Tuttavia, è anche vero che molte condizioni che tengono in piedi questa società non sono così manifeste. E i conti non tornano, Ad esempio, lo sfruttamento di risorse di territori lontani, ovvero il procurarsi ricchezza predando ricchezze altrui, con le buone o le cattive. Sfruttamento che, se si approfondisce un po’, non è tuttavia una caratteristica di oggi. Già nell’antica Grecia, la democrazia ateniese si interrogava su quanto la propria democrazia dipendesse dalle colonie, ovvero dalla forza navale militare ateniese. Il che è come chiedersi quanto la nostra società odierna si regga sulle flotte statunitensi della marina da guerra, quelle enormi e costosissime portaerei che pattugliano i mari e gli oceani, a tutela della libera globalizzazione delle merci, delle culture e degli uomini. Cioè che fanno funzionare Amazon.
Talassocrazia versus tellurocrazia. Salamina versus Maratona. Atene versus Sparta.
E ci si potrebbe anche chiedere quanto la rete internet, dove, non a caso, si naviga, non sia che la versione digitale della suddetta talassocrazia, il potere sul mare, con gli stessi, ovviamente più accelerati e tecnologici, scambi culturali, acquisti di merci on line, l’esotico ridotto in formato google maps etc.
Siamo in tanti, oggi, su questo pianeta. Una parte di quei tanti sono quelli definiti “cittadini consumatori” che, a quanto pare, mandano avanti il mondo.
Ecco, chissà che cosa accadrebbe se ciascuno di noi, tra i sopraddetti “cittadini consumatori”, iniziasse a domandarsi quali conseguenze procura la soddisfazione di un desiderio, moltiplicato per miliardi di analoghi desideri soddisfatti. Ovvero, se ci balenasse l’idea che il non fare qualcosa o, meglio, il non comprare qualcosa, potrebbe oggi essere l’unico vero contributo alla libertà e alla democrazia.
Impossibile, certo, le cosiddette narrazioni, ovvero le argomentazioni propedeutiche e persuasoria al servizio del odello dominante, ne impediscono la generazione di simili pensieri, e per fortuna, perché oggi viviamo anche noi in una democrazia marinara, una talassocrazia, che si regge su un cultura basata sul navigare lontano, nel desiderare ciò che è lontano, cioè ciò che non si ha, e diverso da noi, nella nuova e modernissima modalità senza fili (ma in realtà ve ne sono ancora di più) e senza muoverci dal divano.
Chissà, magari un giorno tornerà invece il vero Sandokan, a battersi contro l’impero digitale che naviga e domina i mari del web.

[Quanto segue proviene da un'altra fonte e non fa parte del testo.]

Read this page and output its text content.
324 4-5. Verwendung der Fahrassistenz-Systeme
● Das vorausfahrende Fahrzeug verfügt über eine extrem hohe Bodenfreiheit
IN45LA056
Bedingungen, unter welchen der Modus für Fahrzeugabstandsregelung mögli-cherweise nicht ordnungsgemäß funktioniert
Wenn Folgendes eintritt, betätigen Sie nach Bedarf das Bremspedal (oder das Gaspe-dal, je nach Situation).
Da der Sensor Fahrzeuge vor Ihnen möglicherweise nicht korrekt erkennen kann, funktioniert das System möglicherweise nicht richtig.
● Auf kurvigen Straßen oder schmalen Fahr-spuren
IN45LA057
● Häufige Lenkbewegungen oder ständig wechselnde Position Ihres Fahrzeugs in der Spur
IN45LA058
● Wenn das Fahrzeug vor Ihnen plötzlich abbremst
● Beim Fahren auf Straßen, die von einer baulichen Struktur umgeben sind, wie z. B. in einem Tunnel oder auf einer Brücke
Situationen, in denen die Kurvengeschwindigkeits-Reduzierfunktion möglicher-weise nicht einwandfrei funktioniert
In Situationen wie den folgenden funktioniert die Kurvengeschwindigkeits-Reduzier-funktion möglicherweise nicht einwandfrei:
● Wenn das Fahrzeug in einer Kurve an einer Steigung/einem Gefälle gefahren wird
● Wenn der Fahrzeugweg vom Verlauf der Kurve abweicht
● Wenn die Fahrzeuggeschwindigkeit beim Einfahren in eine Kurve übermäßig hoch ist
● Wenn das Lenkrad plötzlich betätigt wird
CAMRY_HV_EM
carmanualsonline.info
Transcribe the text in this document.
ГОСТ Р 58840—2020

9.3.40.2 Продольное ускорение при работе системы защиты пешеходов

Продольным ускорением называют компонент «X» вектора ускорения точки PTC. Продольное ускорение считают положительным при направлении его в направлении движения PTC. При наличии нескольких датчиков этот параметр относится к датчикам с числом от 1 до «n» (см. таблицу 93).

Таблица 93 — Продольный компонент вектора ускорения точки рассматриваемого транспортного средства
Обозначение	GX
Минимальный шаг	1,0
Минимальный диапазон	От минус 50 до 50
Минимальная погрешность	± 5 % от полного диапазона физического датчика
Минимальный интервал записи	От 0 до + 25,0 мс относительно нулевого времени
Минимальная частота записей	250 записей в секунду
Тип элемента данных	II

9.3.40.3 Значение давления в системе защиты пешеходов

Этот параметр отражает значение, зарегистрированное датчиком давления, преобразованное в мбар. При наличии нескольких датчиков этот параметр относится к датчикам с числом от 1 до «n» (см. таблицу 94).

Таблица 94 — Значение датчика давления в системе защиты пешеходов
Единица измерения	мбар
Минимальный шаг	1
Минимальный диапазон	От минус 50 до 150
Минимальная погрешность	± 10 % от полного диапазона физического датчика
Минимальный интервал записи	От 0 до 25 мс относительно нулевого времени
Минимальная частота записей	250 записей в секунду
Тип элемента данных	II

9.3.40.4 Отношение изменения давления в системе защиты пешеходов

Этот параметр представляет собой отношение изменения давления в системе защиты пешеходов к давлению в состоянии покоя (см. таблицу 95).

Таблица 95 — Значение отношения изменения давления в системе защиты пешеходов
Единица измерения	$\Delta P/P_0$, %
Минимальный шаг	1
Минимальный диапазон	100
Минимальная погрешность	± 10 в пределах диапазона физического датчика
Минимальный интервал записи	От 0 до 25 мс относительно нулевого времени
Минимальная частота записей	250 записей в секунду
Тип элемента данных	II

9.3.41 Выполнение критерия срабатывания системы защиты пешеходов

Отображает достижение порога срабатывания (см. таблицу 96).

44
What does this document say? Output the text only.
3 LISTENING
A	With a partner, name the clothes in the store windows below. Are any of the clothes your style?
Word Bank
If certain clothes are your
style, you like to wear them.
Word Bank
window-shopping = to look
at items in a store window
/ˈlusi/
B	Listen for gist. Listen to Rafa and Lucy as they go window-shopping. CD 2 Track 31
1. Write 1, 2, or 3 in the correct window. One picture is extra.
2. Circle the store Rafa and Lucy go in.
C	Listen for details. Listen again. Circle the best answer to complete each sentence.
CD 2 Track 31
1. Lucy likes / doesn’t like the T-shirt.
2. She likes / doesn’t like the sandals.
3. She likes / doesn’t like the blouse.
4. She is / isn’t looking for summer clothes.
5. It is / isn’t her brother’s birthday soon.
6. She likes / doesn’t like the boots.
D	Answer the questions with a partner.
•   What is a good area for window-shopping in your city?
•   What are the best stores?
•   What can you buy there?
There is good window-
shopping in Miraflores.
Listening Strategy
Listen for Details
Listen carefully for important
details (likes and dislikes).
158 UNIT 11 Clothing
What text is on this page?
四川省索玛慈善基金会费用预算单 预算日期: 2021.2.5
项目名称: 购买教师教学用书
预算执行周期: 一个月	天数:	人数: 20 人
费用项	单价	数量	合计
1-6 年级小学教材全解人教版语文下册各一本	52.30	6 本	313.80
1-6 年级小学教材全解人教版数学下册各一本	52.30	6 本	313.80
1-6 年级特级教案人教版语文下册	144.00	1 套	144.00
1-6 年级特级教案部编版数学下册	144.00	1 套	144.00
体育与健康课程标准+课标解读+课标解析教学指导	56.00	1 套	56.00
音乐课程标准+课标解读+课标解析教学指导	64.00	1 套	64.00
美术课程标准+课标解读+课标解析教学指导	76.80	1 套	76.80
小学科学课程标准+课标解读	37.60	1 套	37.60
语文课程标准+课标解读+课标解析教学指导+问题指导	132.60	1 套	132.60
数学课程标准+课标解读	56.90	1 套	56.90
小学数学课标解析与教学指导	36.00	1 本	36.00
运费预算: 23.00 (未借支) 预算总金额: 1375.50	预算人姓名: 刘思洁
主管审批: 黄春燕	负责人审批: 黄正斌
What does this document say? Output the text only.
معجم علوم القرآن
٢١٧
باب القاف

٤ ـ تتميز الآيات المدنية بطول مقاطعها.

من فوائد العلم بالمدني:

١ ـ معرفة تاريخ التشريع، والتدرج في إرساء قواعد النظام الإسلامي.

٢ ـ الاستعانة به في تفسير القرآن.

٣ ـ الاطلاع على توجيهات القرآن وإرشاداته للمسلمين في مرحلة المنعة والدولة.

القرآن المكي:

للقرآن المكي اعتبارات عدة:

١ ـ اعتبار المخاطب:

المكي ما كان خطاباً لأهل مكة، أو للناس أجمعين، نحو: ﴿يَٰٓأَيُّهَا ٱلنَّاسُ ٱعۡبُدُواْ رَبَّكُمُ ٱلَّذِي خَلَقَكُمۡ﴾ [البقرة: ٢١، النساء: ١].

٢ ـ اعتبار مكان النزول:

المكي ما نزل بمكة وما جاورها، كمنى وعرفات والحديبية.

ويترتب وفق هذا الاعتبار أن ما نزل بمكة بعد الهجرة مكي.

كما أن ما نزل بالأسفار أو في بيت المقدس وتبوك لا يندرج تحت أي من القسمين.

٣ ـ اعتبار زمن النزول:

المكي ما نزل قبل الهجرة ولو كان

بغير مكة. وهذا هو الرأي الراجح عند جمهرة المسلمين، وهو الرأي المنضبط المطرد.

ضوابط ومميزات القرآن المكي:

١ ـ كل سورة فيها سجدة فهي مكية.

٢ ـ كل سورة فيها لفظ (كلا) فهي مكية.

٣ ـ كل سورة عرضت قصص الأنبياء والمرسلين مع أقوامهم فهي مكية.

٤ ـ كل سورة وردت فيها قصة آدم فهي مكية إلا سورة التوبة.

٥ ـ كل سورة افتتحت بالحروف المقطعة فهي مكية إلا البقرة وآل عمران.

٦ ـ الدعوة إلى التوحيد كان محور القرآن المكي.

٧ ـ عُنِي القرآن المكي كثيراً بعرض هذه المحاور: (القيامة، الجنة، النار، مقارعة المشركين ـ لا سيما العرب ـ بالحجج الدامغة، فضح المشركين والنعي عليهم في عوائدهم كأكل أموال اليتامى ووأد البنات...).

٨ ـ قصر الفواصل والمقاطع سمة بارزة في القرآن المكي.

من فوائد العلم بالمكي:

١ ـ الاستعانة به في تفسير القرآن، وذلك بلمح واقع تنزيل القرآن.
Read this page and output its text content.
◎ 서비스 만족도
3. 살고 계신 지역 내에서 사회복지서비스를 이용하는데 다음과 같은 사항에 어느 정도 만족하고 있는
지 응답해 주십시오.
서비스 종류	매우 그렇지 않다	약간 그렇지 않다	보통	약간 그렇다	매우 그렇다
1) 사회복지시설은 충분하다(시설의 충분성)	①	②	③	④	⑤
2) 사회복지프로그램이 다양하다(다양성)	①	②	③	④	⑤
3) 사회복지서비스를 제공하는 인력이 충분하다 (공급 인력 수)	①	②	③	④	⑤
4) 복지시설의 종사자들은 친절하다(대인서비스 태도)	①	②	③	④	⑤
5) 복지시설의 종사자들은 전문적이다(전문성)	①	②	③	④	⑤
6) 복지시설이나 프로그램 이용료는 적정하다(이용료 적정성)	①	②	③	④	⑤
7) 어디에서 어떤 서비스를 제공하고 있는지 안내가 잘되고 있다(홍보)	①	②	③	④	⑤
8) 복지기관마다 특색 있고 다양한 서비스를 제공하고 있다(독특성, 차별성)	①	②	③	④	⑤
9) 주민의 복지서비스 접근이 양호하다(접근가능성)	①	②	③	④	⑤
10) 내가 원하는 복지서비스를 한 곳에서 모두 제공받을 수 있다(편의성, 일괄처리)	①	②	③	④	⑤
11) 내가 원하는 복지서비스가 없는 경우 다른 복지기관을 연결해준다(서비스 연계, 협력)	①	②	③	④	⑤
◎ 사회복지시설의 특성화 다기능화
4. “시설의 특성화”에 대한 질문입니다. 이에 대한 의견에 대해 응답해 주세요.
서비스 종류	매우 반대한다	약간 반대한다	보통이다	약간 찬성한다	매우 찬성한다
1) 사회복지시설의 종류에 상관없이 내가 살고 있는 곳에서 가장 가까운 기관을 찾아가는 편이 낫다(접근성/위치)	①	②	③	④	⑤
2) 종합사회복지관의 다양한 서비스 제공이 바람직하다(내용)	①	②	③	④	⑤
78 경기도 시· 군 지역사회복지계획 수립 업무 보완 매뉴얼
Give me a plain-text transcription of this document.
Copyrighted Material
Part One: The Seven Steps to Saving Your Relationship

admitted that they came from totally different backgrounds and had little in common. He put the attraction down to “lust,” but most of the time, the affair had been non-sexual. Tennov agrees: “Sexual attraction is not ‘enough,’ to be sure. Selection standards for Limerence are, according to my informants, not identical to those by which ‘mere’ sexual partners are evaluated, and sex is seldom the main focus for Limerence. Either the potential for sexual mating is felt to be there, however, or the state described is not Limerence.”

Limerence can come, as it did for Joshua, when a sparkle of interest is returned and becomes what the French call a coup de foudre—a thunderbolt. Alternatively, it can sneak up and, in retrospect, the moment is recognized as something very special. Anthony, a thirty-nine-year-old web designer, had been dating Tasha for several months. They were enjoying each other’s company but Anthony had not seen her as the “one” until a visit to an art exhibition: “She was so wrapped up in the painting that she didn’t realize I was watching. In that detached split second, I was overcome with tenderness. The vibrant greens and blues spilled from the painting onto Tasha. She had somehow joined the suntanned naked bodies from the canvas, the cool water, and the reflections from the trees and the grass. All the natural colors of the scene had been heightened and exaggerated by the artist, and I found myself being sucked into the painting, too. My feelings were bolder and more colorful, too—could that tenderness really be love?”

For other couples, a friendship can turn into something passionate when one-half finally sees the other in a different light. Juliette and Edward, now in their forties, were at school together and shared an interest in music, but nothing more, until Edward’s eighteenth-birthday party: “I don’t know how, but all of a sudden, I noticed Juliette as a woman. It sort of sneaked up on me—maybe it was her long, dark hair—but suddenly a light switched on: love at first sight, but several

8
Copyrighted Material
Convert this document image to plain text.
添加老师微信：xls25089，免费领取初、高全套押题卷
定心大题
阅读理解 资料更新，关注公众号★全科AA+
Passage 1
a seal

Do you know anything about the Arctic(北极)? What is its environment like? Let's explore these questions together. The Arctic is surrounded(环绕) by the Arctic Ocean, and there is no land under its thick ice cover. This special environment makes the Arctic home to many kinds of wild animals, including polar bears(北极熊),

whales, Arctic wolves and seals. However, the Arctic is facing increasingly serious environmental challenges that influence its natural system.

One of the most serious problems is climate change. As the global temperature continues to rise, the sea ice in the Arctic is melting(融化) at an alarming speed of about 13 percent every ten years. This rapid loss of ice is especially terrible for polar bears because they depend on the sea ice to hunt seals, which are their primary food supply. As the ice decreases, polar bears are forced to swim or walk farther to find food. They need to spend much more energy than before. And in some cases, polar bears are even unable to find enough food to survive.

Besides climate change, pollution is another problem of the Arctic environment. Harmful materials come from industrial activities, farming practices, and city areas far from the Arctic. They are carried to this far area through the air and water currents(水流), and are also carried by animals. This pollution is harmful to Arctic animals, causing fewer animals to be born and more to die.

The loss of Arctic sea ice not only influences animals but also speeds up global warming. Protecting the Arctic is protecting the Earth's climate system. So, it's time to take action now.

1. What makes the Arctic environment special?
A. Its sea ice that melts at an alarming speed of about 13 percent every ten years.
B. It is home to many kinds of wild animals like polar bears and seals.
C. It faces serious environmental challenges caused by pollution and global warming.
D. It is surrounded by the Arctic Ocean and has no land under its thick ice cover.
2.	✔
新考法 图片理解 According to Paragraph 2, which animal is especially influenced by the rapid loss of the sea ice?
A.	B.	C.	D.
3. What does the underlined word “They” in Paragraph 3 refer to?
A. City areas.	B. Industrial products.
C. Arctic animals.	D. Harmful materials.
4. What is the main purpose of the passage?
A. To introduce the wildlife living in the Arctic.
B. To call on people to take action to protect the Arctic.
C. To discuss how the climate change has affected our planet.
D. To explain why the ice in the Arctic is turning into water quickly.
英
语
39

Il quale Sandokan, infinita lode a lui, e non a caso, fu creato da uno scrittore che riuscì in un’impresa che, ai tempi, appariva impossibile: condurci, sulle sue pagine alate, a viaggiare in tutto il mondo, senza muoversi mai dal divano di casa, noi e nemmeno lui, Emilio Salgàri, che non si mosse mai di casa. Genio misconosiuto.
A questo punto, speriamo solo che il cioccolatino scartato sia buono.
(Immagine di copertina tratta dal film Travolti da un insolito destino nell’azzurro mare d’agosto, Lina Wertmüller, 1974, reperita sul web).